I know this is only marginally related, but I have a question about your "jug board." I've asked this question on several sailing forums and have yet to receive a satisfactory answer. Why does the "jug board," (I'm sure that being a nautical necessity, it probably has a proper name) have to be a board? Boards need maintenance, like constant varnishing. I've seen people use various synthetic materials, but it's just a modern interpretation of a board. Instead of a board, why not just use a length of stainless rail bridging two stanchions? It can even be welded in place if you really want to do it right. It would be maintenance free, and would offer at least as good an anchor point as some chunk of wood. It's what we intend to do with Eagle Too. What am I missing? I can see using a board if it were also capable of being removed and used as a fender board when tied to fixed pilings, but I don't think I've ever seen that done. Just wondering.

Alex Rooker said...

On the fender board topic..
On our Gemini Catamaran "Yacht A Fun" we have a 1" thick 10 feet long boad 7 1/2 inches in width. It's treated lumber which was stained a brown cedar color. It is primarily a fender board. If we need to carry jugs, it will become a jug board.
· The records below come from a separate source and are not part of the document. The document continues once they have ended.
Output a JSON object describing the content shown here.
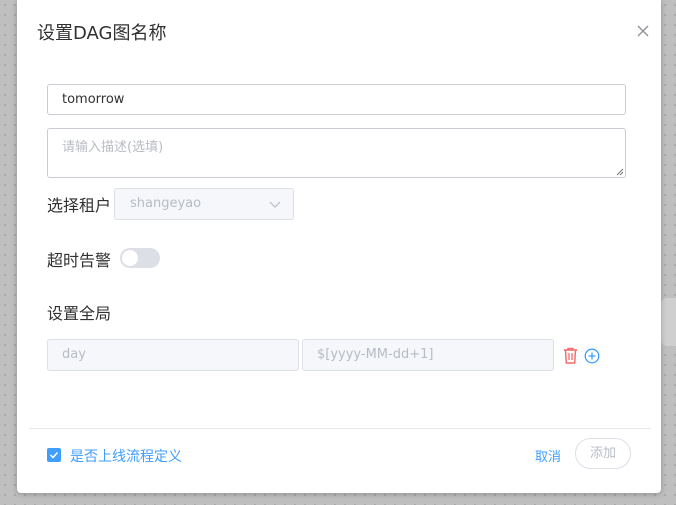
{
  "dialog": {
    "title": "设置DAG图名称",
    "name_value": "tomorrow",
    "description_placeholder": "请输入描述(选填)"
  },
  "tenant": {
    "label": "选择租户",
    "selected": "shangeyao"
  },
  "timeout_alarm": {
    "label": "超时告警",
    "enabled": false
  },
  "global_params": {
    "label": "设置全局",
    "rows": [
      {
        "key_placeholder": "day",
        "value_placeholder": "$[yyyy-MM-dd+1]"
      }
    ]
  },
  "footer": {
    "checkbox_label": "是否上线流程定义",
    "checkbox_checked": true,
    "cancel_label": "取消",
    "add_label": "添加"
  },
  "colors": {
    "primary": "#409eff",
    "danger": "#f56c6c"
  },
  "icons": [
    "close-icon",
    "chevron-down-icon",
    "delete-icon",
    "add-circle-icon",
    "check-icon"
  ]
}
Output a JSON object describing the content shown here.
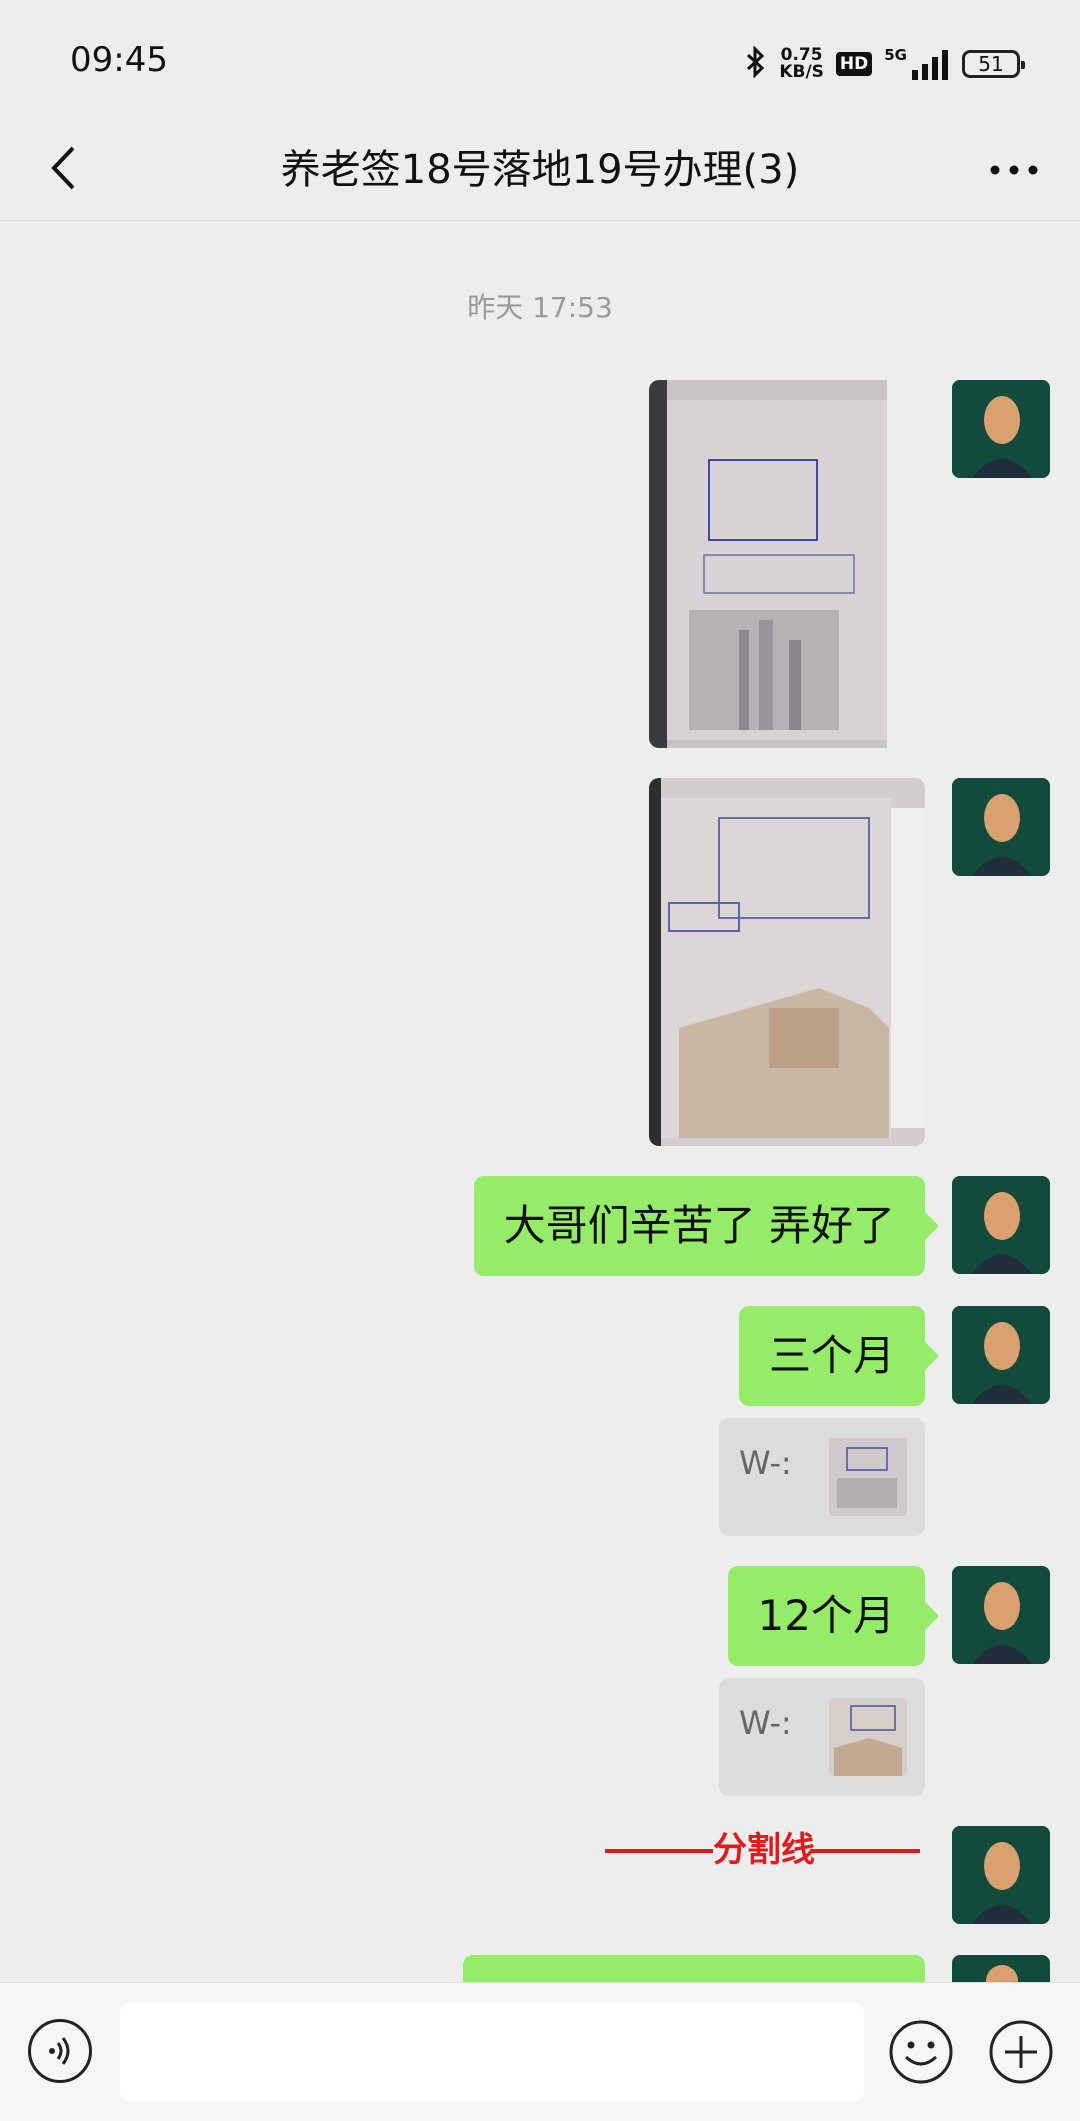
{
  "status_bar": {
    "time": "09:45",
    "net_speed_value": "0.75",
    "net_speed_unit": "KB/S",
    "hd_label": "HD",
    "network_label": "5G",
    "battery": "51"
  },
  "header": {
    "title": "养老签18号落地19号办理(3)"
  },
  "chat": {
    "timestamp": "昨天 17:53",
    "messages": [
      {
        "type": "image",
        "desc_icon": "passport-visa-page-image"
      },
      {
        "type": "image",
        "desc_icon": "passport-extension-page-image"
      },
      {
        "type": "text",
        "text": "大哥们辛苦了  弄好了"
      },
      {
        "type": "text",
        "text": "三个月"
      },
      {
        "type": "quote",
        "text": "W-:"
      },
      {
        "type": "text",
        "text": "12个月"
      },
      {
        "type": "quote",
        "text": "W-:"
      },
      {
        "type": "divider",
        "text": "分割线"
      }
    ]
  },
  "colors": {
    "bubble_green": "#95ec69",
    "divider_red": "#e11b1b",
    "background": "#ededed"
  }
}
Today was another "get ready" maintenance day in Oriental NC

TJ said...

Our "jug board" isn't a particularly robust install, and I wanted it that way. Should we take a boarding sea on the port side I hope the board would fail before putting too much of a load on the stanchions and / or deck. There is still the hazard of the stuff sweeping overboard, but you can't avoid all risk.

If I had a steel boat with a big, beefy rail welded hard to the deck, I would hang just about anything off it, fenders, jugs, a spare engine, extra boom, whatever, all bolted on for keeps. But the stanchions / rail on a plastic sailboat are really pretty flimsy units. I wouldn't put anything on it at all except there just isn't anyplace else for them to go. Not on our narrow stern 42 footer anyway. Now if I had a 50 footer with a stern garage ...

Deb said...

@Robert - I think the board provide a bit more stability for the flat-sided jugs. If you used rail I think you would have to have two of them, one toward the top of the jugs and one toward the bottom. No doubt it would be a cleaner install with less maintenance, but when we strap the jugs through their handles onto a 6" wide board, they're not going anywhere.

@Alex - we'd love to have a fender board like that, but to be honest we just don't have any place to store one when we're underway. Our deck is already horribly crowded.

Matt Mc. said...

I'm still giggling at jugs. As I teach the kids - it's all about context. Missing you guys. Glad to see you keeping it on the positive. From someone who knows nothing, the boat looks great!